September 19, 2014 / By

Australia received around 6.7 million international visitors in the year to July 2014, according to the Australian Bureau of Statistics (ABS). The number of international tourist arrivals has risen over the last two years. A large number of Australians travel overseas each year but the rate of yearly departures have slowed over the last few years.

Over the past 15 years, tourism has on average accounted for 3% of Australia’s gross domestic product each year. Tourists’ spending, one of many contributors to Australia’s economic growth, added around AUD 115 million (USD 107 million) a day to the Australian economy in 2012-13 (ABS).

Historically, New Zealand and the United Kingdom made up for the majority of international visitors to Australia. Reasons for this could be due to proximity to Australia, at least in New Zealand’s case; and Australia’s colonial ties, motivating antipodean travels from the United Kingdom.

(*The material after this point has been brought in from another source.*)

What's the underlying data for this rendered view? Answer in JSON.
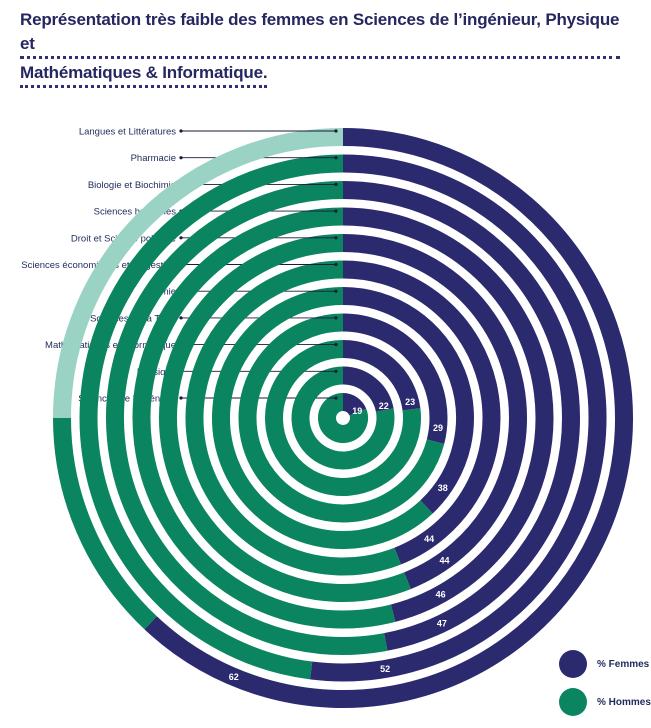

Over the last decade, the average annual growth in international visitors from China and from India has been well ahead of the rest, at 14.4% and 14.6% per annum. In absolute numbers, India still accounts for only a small proportion of total visitors (3%). Visitor numbers from China have been increasing rapidly in the past decade, and are forecast to reach parity with New Zealand over the next ten years, increasing by an average rate of 8% per annum (Tourism Forecasts – Autumn 2014, Tourism Research Australia). The growth in tourist numbers from other Asian countries and the Middle East is also forecast to be robust over the next decade.

As the number of international visitors increases, so will the amount of spending by these visitors in Australia. Close to half of all inbound tourism expenditure is by Asian tourists, and this is forecast to increase over the next ten years (Tourism Research Australia). The growth will be led by China – spending by Chinese tourists in Australia is forecast to make up for almost 25% of total inbound tourism expenditure by 2022-2023, according to Tourism Research Australia. International retailers have been expanding their presence in Australia in recent years to capture this sector of the market, as well as to cater to local consumers. Some major international luxury retailers and fast fashion retailers expanded into Australia in 2014, increasing the retail offering, and at the same time satisfying a range of tourist budgets.

Exchange rates also bear considerable influence on international travel. If the Australian Dollar were to weaken, as many expect will, then the number of Australians travelling overseas will likely decrease and we can expect further growth in international tourist arrivals, potentially offering a dual, positive impact on the retail market. Nominal retail spending in Australia, which has been growing by an average of 3.5% per annum over the last five years (ABS), will be further boosted by an increase in inbound tourism expenditure.